Edith Brunette : Quand les politiques croisent les pratiques
Entrevue réalisée par Josianne Poirier et publiée dans le numéro 110 (2015) de la revue Espace : art actuel. L’entretien faisait suite à ma résidence de recherche au centre DARE-DARE (printemps 2014), qui portait sur les croisements entre politiques culturelles et pratiques artistiques dans l’espace public.

Extrait :
J.P. : Quels sont les enjeux associés au glissement de la notion d’art public vers celle d’expérience, que tu observes notamment dans les discours portant sur le Quartier des spectacles?
E.B. : Le terme expérience renvoie à une épreuve vécue de manière immédiate. L’expérience abolit la distance, ce qui en soi peut apporter beaucoup, mais implique aussi une absence du recul nécessaire à la réflexion, à la critique. Remplacer l’art par l’expérience, cela sous-entend qu’il s’agit moins d’imprimer l’esprit que de stimuler les sens.
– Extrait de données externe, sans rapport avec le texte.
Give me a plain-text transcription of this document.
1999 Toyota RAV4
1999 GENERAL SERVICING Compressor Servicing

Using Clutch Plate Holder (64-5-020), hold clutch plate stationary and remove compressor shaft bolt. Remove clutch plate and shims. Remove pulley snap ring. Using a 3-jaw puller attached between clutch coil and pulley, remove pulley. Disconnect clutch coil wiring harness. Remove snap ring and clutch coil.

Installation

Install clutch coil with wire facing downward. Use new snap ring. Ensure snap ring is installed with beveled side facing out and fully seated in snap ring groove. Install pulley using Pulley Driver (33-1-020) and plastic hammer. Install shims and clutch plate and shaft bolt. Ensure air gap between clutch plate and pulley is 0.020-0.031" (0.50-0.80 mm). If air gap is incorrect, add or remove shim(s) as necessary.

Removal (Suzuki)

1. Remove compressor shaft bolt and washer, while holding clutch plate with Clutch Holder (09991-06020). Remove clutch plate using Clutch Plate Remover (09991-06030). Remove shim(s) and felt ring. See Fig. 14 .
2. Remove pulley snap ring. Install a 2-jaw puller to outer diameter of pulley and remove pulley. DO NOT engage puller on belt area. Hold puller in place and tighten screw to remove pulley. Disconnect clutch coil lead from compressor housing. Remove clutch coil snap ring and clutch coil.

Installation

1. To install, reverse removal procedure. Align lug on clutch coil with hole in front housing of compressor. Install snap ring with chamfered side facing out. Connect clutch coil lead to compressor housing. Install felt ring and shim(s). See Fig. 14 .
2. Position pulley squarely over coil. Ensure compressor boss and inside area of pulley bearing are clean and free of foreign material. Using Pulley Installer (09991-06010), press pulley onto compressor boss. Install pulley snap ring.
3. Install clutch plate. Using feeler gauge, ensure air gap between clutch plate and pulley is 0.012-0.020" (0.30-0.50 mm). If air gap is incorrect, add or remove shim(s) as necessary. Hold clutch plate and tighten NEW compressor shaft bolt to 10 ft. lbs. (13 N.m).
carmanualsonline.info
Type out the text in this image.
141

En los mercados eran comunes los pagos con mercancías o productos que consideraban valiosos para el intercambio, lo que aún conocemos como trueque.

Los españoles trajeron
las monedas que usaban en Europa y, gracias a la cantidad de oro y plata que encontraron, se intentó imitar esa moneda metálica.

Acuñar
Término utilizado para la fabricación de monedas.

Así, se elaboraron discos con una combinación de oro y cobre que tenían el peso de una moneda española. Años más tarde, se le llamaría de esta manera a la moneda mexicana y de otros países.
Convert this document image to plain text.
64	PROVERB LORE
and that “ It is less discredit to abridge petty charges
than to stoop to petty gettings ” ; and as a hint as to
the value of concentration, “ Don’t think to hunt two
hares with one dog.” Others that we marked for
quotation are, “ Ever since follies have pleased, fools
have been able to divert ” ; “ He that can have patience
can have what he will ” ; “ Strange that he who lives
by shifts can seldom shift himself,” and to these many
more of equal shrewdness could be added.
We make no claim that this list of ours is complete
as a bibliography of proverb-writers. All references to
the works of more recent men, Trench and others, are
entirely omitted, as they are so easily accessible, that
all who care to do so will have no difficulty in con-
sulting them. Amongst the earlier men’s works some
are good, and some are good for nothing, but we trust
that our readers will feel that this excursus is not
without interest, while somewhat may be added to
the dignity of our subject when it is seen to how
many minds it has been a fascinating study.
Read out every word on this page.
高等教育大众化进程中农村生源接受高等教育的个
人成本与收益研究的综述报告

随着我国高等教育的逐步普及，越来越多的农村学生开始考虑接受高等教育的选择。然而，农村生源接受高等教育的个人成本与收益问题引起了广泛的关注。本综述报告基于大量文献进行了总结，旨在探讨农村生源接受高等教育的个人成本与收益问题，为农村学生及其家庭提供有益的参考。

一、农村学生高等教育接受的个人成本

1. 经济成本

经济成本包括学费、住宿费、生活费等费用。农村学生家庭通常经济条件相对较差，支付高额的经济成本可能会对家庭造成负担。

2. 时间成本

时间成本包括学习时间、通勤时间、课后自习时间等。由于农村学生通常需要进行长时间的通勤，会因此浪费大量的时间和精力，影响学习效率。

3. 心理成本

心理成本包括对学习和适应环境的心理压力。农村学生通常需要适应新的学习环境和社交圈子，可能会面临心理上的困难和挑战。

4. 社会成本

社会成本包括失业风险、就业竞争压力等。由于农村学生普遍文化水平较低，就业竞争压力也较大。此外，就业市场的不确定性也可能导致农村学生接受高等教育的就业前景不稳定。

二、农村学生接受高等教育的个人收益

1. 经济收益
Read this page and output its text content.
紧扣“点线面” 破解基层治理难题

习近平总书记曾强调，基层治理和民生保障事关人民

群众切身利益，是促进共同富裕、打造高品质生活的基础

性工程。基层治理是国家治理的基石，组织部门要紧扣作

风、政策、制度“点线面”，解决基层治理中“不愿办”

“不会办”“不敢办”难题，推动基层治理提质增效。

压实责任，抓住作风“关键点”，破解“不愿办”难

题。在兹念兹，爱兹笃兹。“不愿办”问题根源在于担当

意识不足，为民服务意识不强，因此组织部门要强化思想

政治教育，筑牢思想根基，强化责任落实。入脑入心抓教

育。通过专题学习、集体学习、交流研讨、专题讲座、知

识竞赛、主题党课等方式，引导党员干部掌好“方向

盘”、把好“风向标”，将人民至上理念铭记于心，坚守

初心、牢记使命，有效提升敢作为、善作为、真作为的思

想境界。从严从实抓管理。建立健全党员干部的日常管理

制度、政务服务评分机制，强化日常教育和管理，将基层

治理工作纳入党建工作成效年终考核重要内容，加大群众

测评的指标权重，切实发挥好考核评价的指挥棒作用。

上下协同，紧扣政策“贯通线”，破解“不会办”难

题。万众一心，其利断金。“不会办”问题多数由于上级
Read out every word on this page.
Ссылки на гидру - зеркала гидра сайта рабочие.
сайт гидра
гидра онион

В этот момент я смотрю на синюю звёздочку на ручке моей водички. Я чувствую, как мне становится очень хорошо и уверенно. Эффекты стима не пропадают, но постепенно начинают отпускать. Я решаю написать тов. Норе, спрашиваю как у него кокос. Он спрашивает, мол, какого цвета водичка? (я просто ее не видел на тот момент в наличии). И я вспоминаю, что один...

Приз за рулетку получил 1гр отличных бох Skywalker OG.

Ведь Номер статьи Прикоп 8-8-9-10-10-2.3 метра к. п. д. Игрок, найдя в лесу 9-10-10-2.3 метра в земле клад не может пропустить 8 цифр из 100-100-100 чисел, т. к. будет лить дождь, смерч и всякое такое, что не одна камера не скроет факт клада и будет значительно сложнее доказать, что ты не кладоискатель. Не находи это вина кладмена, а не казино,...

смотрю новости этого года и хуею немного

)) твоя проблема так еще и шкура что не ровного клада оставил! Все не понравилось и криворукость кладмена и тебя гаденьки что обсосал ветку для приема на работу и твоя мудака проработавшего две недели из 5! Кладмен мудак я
L’expérience n’est pas mauvaise en soi, au contraire : expérimenter, c’est sortir de ses habitudes pour se lancer dans l’épreuve de l’inconnu. Le problème survient lorsqu’on examine le type d’expériences proposées. Tout comme les politiques culturelles actuelles façonnent une culture parfaitement ordonnée et consensuelle, les objectifs de programmation du Partenariat du Quartier des spectacles (qui est d’ailleurs un des projets chouchou du plan Montréal Métropole culturelle) tendent à proposer des expériences dirigées et uniformisées, capables de « répondre aux attentes du public » plutôt que de le déranger. L’expérience est donnée, mise en scène, sans place pour l’imprévu, le dérapage, le risque. C’est une expérience sans épreuve.